Les EFA occupèrent une place originale du fait de leur création plus tardive par rapport aux autres organisations, fondées après la Libération, et de l’histoire douloureuse des relations franco-allemandes. Cette organisation connut un grand succès dans les années 1960 et 1970, et elle devint, sous le nom d’Association France-RDA à partir de 1973, la plus importante association « d’amitié » avec la RDA en Europe de l’Ouest. Son histoire est intéressante car elle permet de nous interroger sur la manière dont le mouvement communiste a réussi à organiser et susciter un intérêt pour un pays socialiste en subvertissant la diplomatie officielle. Grâce à son implantation locale, elle travailla également les institutions et certains secteurs de la société française, en particulier les milieux enseignants, laissant des traces de ses activités jusqu’à nos jours.

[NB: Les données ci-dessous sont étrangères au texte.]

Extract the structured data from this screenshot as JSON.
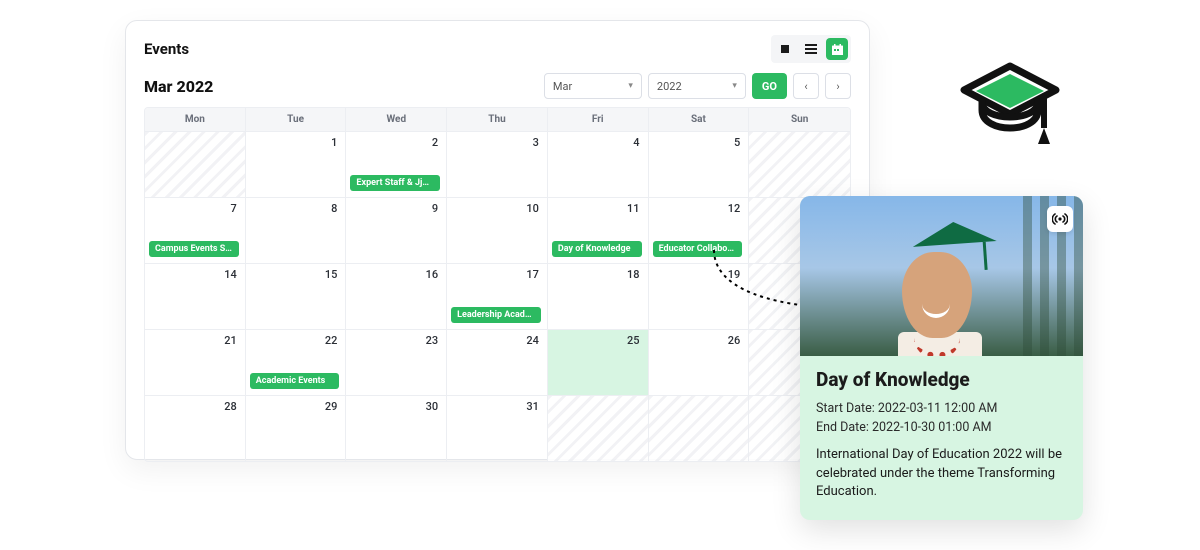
{
  "colors": {
    "accent": "#2cba61",
    "highlight": "#d7f5e2"
  },
  "header": {
    "title": "Events"
  },
  "view_toggle": {
    "options": [
      "stop-icon",
      "list-icon",
      "calendar-icon"
    ],
    "active_index": 2
  },
  "controls": {
    "current_label": "Mar 2022",
    "month_select": {
      "value": "Mar"
    },
    "year_select": {
      "value": "2022"
    },
    "go_label": "GO",
    "prev_icon": "‹",
    "next_icon": "›"
  },
  "days": [
    "Mon",
    "Tue",
    "Wed",
    "Thu",
    "Fri",
    "Sat",
    "Sun"
  ],
  "weeks": [
    [
      {
        "date": "",
        "out": true
      },
      {
        "date": "1"
      },
      {
        "date": "2",
        "event": "Expert Staff & Jjou..."
      },
      {
        "date": "3"
      },
      {
        "date": "4"
      },
      {
        "date": "5"
      },
      {
        "date": "",
        "out": true
      }
    ],
    [
      {
        "date": "7",
        "event": "Campus Events Sc.."
      },
      {
        "date": "8"
      },
      {
        "date": "9"
      },
      {
        "date": "10"
      },
      {
        "date": "11",
        "event": "Day of Knowledge"
      },
      {
        "date": "12",
        "event": "Educator Collaborative"
      },
      {
        "date": "",
        "out": true
      }
    ],
    [
      {
        "date": "14"
      },
      {
        "date": "15"
      },
      {
        "date": "16"
      },
      {
        "date": "17",
        "event": "Leadership Academy"
      },
      {
        "date": "18"
      },
      {
        "date": "19"
      },
      {
        "date": "",
        "out": true
      }
    ],
    [
      {
        "date": "21"
      },
      {
        "date": "22",
        "event": "Academic Events"
      },
      {
        "date": "23"
      },
      {
        "date": "24"
      },
      {
        "date": "25",
        "highlight": true
      },
      {
        "date": "26"
      },
      {
        "date": "",
        "out": true
      }
    ],
    [
      {
        "date": "28"
      },
      {
        "date": "29"
      },
      {
        "date": "30"
      },
      {
        "date": "31"
      },
      {
        "date": "",
        "out": true
      },
      {
        "date": "",
        "out": true
      },
      {
        "date": "",
        "out": true
      }
    ]
  ],
  "detail": {
    "title": "Day of Knowledge",
    "start_label": "Start Date: 2022-03-11 12:00 AM",
    "end_label": "End Date: 2022-10-30 01:00 AM",
    "description": "International Day of Education 2022 will be celebrated under the theme Transforming Education.",
    "badge_icon": "broadcast-icon",
    "image_alt": "graduate-photo"
  },
  "decor": {
    "cap_icon": "graduation-cap-icon"
  }
}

Une association du conglomérat communiste (1958-1963)
Les statuts de l'association des échanges franco-allemands furent déposés le 21 avril 1958 à Paris. Bien qu’affichant comme sous-titre « Association française pour les échanges culturels avec l’Allemagne d’aujourd’hui », les EFA étaient une association dite « d’amitié entre les peuples » avec la RDA sur le modèle de l’association France-URSS. Son objectif était d’élargir la base des soutiens à la RDA au-delà des militants communistes afin d’arriver à faire reconnaître cet État, nommé alors la « zone » ou la « République de Pankow » par la diplomatie française. En 1958 le régime est-allemand, prenait acte de la séparation entre les deux républiques allemandes et chercha à se faire reconnaître au niveau international.

« Aujourd’hui, une dizaine de comités locaux continuent à faire vivre des jumelages hérités des anciennes relations, riches mais complexes et asymétriques, entre la France et ce “pays disparu” qu’est la RDA. »

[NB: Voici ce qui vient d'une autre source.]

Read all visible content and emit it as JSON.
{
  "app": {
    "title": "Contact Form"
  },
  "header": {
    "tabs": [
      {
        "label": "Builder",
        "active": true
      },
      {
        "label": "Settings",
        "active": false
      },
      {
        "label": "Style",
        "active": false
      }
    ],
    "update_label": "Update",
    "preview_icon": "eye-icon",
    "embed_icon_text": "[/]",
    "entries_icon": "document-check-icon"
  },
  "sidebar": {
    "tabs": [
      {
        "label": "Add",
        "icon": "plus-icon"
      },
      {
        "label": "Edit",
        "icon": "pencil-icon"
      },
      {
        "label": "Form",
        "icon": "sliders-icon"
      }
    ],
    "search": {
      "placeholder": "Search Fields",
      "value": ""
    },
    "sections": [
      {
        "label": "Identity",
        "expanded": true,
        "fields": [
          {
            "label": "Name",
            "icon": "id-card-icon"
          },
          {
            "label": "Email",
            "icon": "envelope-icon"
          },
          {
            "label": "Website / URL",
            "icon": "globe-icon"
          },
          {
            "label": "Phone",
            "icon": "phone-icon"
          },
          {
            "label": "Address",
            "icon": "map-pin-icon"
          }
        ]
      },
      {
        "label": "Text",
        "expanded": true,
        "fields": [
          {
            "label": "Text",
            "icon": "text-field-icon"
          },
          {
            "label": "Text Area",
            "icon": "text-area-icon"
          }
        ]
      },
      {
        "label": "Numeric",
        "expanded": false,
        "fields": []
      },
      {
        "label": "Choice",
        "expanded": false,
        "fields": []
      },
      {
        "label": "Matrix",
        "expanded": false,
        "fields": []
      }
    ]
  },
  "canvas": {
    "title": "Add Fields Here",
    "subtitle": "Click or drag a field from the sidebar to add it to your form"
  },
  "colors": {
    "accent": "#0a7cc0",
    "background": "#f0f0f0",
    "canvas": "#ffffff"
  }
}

Des cadres du PCF contrôlaient le fonctionnement de l’association en s’attribuant les secrétariats des comités, tant au niveau local qu’au niveau national, lequel était tenu jusqu’en 1976 par Roland Lenoir, puis par Gabriel Duc de 1976 à 1987 et enfin par François Rivière jusque dans les années 1990. En parallèle, des personnalités non communistes étaient mises en avant dans les instances plus symboliques telles que le comité national et la présidence, occupée à sa création par le mathématicien, candidat de la gauche non communiste à l’élection présidentielle de 1958, Albert Châtelet, avant de devenir collégiale à son décès en 1960. La liaison avec la section politique extérieure du PCF se faisait par l’entremise de Jacques Denis, membre de la présidence collégiale de l’association de 1960 aux années 2000.

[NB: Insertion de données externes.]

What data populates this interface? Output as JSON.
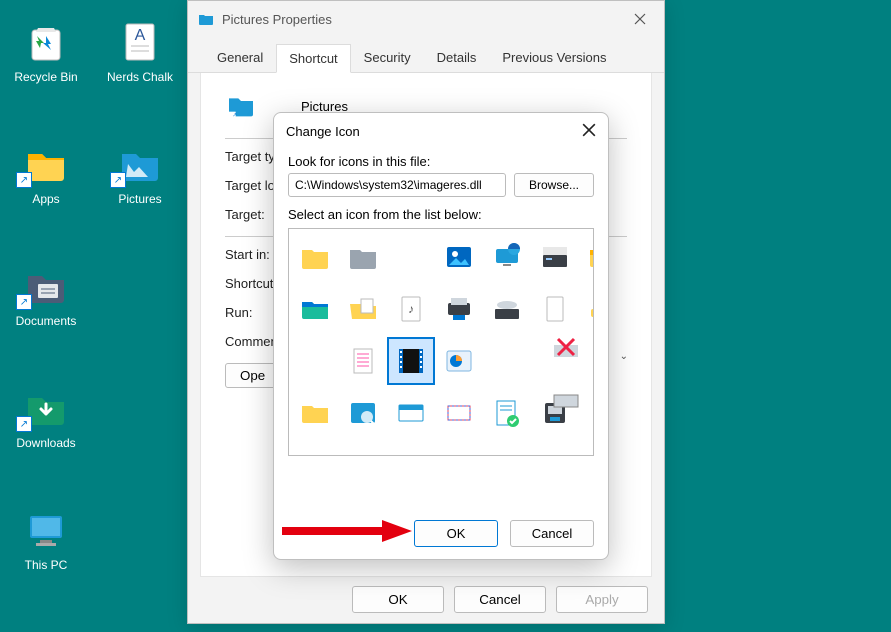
{
  "desktop": {
    "recycle": "Recycle Bin",
    "nerds": "Nerds Chalk",
    "apps": "Apps",
    "pictures": "Pictures",
    "documents": "Documents",
    "downloads": "Downloads",
    "thispc": "This PC"
  },
  "properties": {
    "title": "Pictures Properties",
    "tabs": {
      "general": "General",
      "shortcut": "Shortcut",
      "security": "Security",
      "details": "Details",
      "previous": "Previous Versions"
    },
    "name": "Pictures",
    "labels": {
      "target_type": "Target ty",
      "target_loc": "Target lo",
      "target": "Target:",
      "start_in": "Start in:",
      "shortcut_key": "Shortcut",
      "run": "Run:",
      "comments": "Commen"
    },
    "open_location": "Ope",
    "footer": {
      "ok": "OK",
      "cancel": "Cancel",
      "apply": "Apply"
    }
  },
  "change_icon": {
    "title": "Change Icon",
    "look_label": "Look for icons in this file:",
    "path": "C:\\Windows\\system32\\imageres.dll",
    "browse": "Browse...",
    "select_label": "Select an icon from the list below:",
    "ok": "OK",
    "cancel": "Cancel",
    "icons": [
      "folder-yellow",
      "folder-grey",
      "blank",
      "picture",
      "monitor-globe",
      "disk-drive",
      "folder-yellow-open",
      "folder-teal",
      "folder-open-docs",
      "music-file",
      "printer",
      "optical-drive",
      "file-blank",
      "folder-flat-yellow",
      "blank",
      "notebook",
      "film-strip",
      "pie-chart",
      "drive-x",
      "folder-yellow",
      "magnifier",
      "window",
      "mail",
      "doc-check",
      "floppy",
      "hard-drive",
      "bar-small"
    ],
    "selected_index": 16
  }
}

« Malgré l’échange d’ambassadeurs entre les deux capitales, l’Association France-RDA restait un intermédiaire incontournable dans les relations franco-est-allemandes, en particulier sur le plan culturel et universitaire. »

Dès 1959, des municipalités françaises administrées par le PCF se jumelèrent avec des villes est-allemandes, sous l’égide de la Fédération mondiale des villes jumelées (FMVJ). Dans un contexte de concurrence entre les deux Allemagnes, les EFA soutenaient logistiquement ces jumelages. Lorsque les municipalités françaises y étaient opposées, des « comités d’amitié » officieux étaient crées par les EFA, par exemple le comité d’amitié Strasbourg-Dresde. Les EFA organisèrent aussi deux colloques internationaux à Bruxelles en 1961 et à Paris en 1963, notamment pour apporter des réponses au « problème allemand » à la suite de la construction du mur de Berlin. Parallèlement, l’association promut un tourisme politique auprès de parlementaires français de différentes sensibilités politiques, dont certains gaullistes peu convaincus par le rapprochement entre la France et l’Allemagne fédérale. Bien entendu, ces délégations suscitèrent de vives désapprobations de la part de Bonn et de son ambassadeur à Paris, en particulier lorsque le président du groupe gaulliste à l’Assemblée nationale, le député de Belfort, Raymond Schmit­tlein, y prenait part. En décembre 1963, les EFA organisèrent leur premier congrès national à Paris, revendiquant environ 4 000 adhérents présents dans 19 départements.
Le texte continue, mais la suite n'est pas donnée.